Annual spending on private LTE and 5G network infrastructure (including radio access, core and transport networks) is expected to increase from $4.7 billion at the end of 2020 to $8 billion by the end of 2023, growing at a 19% compound annual growth rate. The report estimates that about 30% of this investment by the end of 2023 – that is, $2.5 billion --will be dedicated to building private 5G networks. The report notes that 5G will be the preferred wireless technology for Industry 4.0 automation and digitization efforts at industrial premises, such as factories, warehouses and ports.
- Useful read: What is a private 5G network?
Several factors are contributing to the growth of private LTE and 5G networks:
- New technology features: LTE and 5G new radio (NR) are viable options for business- and mission-critical applications, thanks to 3GPP standardization of features such as ultra-reliable low latency communications (URLLC) and mission-critical push-to-talk (PTT), video and data (collectively referred to as MCX).

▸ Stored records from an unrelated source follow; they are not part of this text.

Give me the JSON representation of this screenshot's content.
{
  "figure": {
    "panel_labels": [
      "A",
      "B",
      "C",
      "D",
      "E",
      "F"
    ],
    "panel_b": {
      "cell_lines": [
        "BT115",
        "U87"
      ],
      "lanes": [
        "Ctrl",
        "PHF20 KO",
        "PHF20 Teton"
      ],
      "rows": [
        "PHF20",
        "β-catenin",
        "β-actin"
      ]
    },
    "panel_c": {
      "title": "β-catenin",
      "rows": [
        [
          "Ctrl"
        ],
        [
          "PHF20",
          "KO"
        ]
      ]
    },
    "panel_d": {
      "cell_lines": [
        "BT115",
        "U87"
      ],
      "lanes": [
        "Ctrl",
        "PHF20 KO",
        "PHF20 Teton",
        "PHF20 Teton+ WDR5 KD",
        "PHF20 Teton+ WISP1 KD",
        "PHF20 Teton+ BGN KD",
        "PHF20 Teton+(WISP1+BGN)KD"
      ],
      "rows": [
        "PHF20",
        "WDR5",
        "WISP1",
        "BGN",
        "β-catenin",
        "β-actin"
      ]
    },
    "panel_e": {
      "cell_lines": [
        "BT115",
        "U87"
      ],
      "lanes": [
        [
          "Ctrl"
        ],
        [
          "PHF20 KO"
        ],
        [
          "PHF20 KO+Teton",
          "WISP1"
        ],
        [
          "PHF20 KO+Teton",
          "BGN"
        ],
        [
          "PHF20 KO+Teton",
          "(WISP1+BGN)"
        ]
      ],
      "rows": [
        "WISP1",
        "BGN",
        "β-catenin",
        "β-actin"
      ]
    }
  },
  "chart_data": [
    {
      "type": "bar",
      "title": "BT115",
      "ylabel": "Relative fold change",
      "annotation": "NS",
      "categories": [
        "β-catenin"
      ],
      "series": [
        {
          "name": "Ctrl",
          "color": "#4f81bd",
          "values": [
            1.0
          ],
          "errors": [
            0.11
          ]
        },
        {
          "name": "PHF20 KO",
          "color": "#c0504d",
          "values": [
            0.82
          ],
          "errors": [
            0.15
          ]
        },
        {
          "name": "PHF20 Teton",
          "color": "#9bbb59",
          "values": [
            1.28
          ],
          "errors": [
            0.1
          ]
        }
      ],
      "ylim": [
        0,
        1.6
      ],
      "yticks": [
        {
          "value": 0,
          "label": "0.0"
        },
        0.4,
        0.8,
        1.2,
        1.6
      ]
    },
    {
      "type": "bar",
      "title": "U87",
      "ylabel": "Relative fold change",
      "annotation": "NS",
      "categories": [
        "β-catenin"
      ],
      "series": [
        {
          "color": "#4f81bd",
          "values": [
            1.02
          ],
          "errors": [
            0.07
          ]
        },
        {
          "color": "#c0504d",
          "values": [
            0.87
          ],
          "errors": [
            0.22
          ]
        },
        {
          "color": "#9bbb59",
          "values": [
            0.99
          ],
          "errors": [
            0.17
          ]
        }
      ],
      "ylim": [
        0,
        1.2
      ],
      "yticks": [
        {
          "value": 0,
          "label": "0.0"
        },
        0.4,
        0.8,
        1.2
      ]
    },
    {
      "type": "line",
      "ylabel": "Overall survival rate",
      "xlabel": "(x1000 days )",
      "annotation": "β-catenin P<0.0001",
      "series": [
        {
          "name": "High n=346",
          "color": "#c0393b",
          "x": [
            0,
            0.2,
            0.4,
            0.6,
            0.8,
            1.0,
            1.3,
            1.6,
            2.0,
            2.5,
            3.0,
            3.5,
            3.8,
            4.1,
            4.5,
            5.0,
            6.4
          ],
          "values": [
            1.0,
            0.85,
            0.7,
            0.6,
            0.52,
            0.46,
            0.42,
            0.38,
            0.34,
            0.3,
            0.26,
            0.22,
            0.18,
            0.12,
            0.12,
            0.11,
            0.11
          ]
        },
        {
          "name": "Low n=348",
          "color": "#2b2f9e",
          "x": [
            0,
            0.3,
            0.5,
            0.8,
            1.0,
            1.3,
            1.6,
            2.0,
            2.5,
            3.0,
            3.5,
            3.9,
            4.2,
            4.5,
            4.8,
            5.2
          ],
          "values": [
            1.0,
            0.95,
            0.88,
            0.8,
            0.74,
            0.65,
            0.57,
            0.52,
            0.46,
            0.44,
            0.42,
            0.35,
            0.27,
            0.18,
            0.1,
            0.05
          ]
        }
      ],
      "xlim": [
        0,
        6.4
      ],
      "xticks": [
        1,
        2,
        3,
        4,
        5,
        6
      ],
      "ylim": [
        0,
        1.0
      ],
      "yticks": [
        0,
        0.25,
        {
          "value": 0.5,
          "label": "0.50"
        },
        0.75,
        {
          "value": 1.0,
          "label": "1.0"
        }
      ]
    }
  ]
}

Also, the availability of neutral-host small cells facilitates the deployment of private networks at enterprise premises, public venues and campuses.
- Relaxed spectrum licensing: The availability of unlicensed and shared spectrum is helping the business case for private LTE and 5G networks. Furthermore, some regulators, including UK regulator Ofcom, are considering how to set aside spectrum specifically for local, private use. Such licensing schemes make it easier and cost-efficient to obtain spectrum for private networks.
- New business models: Wholesale and neutral-host operators have emerged that specialise in offering 5G and LTE connectivity services to enterprises as well as mobile operators.
Early Private 5G Networks Underway
The report points out that the first private 5G network deployments span a wide range of use cases. These include connected robots in factories, augmented and virtual reality (AR/VR) applications as well as massive sensor networks that control Automated Guide Vehicles (AGVs).
One example is Mercedes-Benz’s state-of-the-art Factory 56 car production plant in Sindelfingen, Germany, which will use 5G and WiFi to connect machines and production systems throughout the 20,000 square-meter complex. The secure 5G network will connect all production systems and machines, handling large amounts of data with gigabit data rates and nearly real-time network latency. With 5G connectivity supporting the production process, the company aims to improve efficiency and precision as well as secure sensitive data by keeping it on the private network.